Lost in a Blizzard
The Towner Bus Tragedy
A swirling white enemy trapped the children on the cold little bus. But snow kept invading it. There was no escape.
The chilling, true story of school children trapped in a terrible snowstorm begins on March 26, 1931. Parents and a bus driver responsible for twenty youngsters from seven prairie families on the border of Colorado and Kansas had no way of knowing that the falling snow would become a killer blizzard. Worried teachers, watching the darkening sky, quickly dismissed school as soon as the children arrived in the morning. Without communication, parents thought their children were still at school.

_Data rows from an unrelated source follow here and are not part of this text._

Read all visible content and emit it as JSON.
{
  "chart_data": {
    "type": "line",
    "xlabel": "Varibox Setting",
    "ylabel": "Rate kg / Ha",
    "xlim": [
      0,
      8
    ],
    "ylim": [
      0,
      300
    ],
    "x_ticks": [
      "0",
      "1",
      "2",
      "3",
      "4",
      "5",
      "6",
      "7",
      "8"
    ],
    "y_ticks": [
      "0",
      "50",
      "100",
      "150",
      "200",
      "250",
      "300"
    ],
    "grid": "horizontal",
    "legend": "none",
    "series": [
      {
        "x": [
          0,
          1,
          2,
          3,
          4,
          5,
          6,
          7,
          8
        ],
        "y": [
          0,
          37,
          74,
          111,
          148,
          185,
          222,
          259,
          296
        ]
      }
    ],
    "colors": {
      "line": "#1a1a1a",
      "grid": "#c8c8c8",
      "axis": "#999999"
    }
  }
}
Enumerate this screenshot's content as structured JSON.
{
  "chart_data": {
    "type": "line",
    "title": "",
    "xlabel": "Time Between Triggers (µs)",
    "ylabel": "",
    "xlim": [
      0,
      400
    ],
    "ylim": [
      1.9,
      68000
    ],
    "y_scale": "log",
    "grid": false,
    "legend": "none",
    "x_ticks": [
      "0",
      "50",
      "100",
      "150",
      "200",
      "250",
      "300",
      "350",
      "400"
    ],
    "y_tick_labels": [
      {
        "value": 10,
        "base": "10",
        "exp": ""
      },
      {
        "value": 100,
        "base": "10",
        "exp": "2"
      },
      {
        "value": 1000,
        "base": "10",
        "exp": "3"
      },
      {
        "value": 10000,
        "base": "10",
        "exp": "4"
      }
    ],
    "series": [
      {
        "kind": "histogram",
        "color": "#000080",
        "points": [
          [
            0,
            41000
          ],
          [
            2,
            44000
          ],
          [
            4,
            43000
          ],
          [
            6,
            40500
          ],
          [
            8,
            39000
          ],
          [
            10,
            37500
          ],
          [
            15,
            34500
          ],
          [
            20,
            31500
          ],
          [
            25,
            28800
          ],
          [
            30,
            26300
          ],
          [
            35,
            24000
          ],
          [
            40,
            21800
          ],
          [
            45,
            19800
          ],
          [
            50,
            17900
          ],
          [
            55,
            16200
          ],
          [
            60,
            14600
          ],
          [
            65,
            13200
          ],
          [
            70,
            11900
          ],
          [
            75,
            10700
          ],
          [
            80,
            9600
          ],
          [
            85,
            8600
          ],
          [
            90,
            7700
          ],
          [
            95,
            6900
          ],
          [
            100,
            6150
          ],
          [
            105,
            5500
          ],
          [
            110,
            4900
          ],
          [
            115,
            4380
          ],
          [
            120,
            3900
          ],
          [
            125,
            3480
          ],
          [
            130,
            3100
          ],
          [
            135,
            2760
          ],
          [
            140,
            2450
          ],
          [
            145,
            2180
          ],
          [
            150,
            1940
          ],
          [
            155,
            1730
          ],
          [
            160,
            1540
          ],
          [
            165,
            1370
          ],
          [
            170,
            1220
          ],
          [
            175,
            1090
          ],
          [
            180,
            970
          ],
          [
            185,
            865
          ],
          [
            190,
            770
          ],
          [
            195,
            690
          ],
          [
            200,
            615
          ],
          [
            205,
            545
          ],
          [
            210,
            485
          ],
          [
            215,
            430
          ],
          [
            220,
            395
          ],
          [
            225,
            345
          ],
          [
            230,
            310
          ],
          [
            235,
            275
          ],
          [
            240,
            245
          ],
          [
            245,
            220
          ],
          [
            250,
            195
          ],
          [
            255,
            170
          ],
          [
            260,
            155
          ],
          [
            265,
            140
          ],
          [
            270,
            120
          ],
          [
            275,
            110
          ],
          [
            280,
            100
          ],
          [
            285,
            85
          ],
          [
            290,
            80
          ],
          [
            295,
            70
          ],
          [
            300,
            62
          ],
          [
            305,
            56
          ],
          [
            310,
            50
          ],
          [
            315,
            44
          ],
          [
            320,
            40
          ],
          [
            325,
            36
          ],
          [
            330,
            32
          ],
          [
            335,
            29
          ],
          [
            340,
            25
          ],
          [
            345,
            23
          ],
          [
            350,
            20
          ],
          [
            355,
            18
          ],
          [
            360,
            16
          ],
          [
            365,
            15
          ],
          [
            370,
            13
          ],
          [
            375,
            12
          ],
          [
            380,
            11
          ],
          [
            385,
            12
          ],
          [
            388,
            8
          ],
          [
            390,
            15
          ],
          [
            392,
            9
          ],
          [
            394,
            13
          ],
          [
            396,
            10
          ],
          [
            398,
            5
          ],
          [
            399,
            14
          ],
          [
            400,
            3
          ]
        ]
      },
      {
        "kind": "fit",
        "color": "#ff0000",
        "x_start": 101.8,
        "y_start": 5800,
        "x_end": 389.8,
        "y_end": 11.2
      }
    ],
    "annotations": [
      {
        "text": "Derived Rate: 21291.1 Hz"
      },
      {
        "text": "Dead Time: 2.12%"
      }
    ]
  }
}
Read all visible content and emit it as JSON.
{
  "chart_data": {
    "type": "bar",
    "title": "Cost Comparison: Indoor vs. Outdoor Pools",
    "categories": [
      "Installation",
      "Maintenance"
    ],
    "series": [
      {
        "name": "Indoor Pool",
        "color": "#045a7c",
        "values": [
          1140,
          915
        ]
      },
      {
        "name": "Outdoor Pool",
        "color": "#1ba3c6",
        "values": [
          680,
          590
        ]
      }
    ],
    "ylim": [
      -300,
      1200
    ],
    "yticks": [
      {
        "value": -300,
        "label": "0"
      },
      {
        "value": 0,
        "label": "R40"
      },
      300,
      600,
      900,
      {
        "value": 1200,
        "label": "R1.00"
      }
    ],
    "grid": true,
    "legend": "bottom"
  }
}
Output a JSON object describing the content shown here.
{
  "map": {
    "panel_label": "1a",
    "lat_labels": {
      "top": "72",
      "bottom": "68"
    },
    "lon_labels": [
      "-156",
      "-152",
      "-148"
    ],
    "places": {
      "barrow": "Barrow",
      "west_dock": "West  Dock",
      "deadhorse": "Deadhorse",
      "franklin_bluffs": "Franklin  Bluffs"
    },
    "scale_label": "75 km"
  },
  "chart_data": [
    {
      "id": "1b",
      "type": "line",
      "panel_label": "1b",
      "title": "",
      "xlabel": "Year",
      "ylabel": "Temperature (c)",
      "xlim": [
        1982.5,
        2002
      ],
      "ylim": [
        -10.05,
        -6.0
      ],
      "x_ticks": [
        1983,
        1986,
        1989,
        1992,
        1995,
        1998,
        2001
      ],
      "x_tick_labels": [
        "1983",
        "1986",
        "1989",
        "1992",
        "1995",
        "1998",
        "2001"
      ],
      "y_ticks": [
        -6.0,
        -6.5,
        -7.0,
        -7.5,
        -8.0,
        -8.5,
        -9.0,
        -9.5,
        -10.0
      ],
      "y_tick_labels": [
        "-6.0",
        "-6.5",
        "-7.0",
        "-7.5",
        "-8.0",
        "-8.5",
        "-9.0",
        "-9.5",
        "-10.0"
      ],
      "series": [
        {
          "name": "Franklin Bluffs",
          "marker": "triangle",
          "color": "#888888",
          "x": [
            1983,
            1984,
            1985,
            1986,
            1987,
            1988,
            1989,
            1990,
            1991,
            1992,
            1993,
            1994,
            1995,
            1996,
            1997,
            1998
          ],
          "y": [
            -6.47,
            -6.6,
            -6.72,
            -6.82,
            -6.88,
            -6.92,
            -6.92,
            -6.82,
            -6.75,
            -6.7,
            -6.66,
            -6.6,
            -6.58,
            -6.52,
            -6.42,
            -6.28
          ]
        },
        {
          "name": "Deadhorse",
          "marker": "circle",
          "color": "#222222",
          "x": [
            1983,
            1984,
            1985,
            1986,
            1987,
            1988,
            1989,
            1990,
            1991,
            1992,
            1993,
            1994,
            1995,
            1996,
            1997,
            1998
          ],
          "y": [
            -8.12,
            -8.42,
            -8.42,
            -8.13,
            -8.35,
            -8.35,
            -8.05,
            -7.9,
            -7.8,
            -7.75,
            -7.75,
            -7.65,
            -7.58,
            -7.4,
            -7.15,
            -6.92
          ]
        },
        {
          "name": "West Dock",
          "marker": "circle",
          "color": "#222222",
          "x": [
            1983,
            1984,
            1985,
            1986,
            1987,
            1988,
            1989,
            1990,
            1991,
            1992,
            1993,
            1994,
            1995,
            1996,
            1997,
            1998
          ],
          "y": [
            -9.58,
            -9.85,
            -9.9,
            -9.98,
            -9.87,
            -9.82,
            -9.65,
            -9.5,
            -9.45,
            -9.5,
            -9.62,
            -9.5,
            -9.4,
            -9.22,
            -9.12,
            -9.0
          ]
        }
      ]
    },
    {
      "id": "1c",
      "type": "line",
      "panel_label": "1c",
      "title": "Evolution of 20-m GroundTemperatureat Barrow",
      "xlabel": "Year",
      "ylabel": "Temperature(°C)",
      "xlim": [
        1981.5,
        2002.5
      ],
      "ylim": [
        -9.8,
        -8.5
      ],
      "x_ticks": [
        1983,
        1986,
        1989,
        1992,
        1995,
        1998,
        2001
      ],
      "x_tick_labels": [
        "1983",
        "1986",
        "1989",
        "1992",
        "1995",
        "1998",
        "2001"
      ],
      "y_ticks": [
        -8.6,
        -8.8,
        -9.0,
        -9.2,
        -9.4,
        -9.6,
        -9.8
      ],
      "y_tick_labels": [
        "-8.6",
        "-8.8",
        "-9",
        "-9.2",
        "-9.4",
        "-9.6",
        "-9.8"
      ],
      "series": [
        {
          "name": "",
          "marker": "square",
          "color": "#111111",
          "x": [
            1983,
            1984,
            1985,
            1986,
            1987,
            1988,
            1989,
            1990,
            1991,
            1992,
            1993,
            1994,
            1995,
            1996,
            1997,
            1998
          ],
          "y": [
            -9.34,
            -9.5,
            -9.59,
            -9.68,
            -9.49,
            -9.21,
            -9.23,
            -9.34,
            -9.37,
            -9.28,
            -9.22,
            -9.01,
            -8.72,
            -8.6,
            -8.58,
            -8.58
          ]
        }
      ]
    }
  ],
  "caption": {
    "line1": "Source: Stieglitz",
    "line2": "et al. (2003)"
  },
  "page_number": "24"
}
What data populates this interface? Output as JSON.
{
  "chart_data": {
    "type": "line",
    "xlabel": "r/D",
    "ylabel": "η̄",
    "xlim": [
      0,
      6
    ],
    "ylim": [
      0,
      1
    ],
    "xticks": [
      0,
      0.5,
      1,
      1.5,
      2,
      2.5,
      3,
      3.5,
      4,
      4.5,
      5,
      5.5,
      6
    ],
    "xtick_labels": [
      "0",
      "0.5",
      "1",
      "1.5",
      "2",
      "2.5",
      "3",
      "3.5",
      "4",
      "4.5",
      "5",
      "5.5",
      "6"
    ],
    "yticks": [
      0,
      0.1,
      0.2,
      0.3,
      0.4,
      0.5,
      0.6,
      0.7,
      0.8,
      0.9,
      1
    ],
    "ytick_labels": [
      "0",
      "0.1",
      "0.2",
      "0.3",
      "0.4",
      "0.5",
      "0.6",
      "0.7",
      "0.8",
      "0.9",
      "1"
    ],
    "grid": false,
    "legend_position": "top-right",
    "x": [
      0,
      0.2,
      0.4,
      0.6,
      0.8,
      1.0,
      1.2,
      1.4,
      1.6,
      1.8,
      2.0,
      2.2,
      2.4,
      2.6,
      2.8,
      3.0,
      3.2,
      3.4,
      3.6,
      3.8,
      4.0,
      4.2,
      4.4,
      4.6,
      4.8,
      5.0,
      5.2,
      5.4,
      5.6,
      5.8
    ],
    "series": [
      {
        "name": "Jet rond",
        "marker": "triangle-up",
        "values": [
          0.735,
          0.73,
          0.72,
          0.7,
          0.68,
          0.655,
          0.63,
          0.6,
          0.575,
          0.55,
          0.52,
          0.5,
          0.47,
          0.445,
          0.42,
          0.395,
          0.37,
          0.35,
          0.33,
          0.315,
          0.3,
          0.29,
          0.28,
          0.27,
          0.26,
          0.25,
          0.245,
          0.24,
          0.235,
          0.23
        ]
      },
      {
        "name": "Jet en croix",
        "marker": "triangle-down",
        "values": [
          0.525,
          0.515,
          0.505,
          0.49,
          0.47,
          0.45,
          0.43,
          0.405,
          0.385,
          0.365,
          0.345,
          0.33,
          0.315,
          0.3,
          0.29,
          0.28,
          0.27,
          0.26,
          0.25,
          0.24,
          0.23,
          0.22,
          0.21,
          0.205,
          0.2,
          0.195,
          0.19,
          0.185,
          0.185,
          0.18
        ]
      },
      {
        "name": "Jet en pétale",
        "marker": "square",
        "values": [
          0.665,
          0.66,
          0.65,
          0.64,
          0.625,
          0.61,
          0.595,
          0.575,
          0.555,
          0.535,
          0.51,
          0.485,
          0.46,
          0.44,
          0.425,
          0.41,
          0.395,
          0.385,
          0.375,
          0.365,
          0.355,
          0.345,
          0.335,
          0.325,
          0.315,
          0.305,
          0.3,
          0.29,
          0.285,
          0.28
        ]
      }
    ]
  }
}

As bus driver Carl Miller began the drive home, he made a fatal error. He took a shortcut across fields and became lost in the whiteout. His passengers were dressed for spring-like weather, not frigid temperatures. He tried to keep them warm and moving, but snow entered the broken windows of the makeshift, unheated bus. Miller headed out on foot to seek help but died in the storm. His daughter was among five students who perished on the bus. Many survivors of the thirty-three-hour ordeal had hypothermia by the time their parents realized they were missing and found the bus.
The author includes photographs of the children, the school, and life on the prairie. Her text is sprinkled with highlighted terms, which are explained in the glossary. Other aspects of prairie life are illustrated with text and pictures; the design elements are often distracting because they interrupt the story.
Jenkins does not flinch from the harsh reality of the victims’ injuries and deaths. Her interviews with survivors add credibility, as she explains how they handled their ordeal and what happened later. They were treated as celebrities while they slowly recuperated; one boy was even invited to the White House.
With today’s sophisticated weather forecasting and easy communication, it may be difficult for youngsters to imagine how a school bus could be lost for so long in a storm. A sidebar compares weather forecasting capabilities in the 1930s and today. Jenkins gives good advice about what to do in a blizzard, and notes that Miller broke the most important rule by going outside.
The book is part of an environmental series on natural disasters-subjects that fascinate elementary school readers.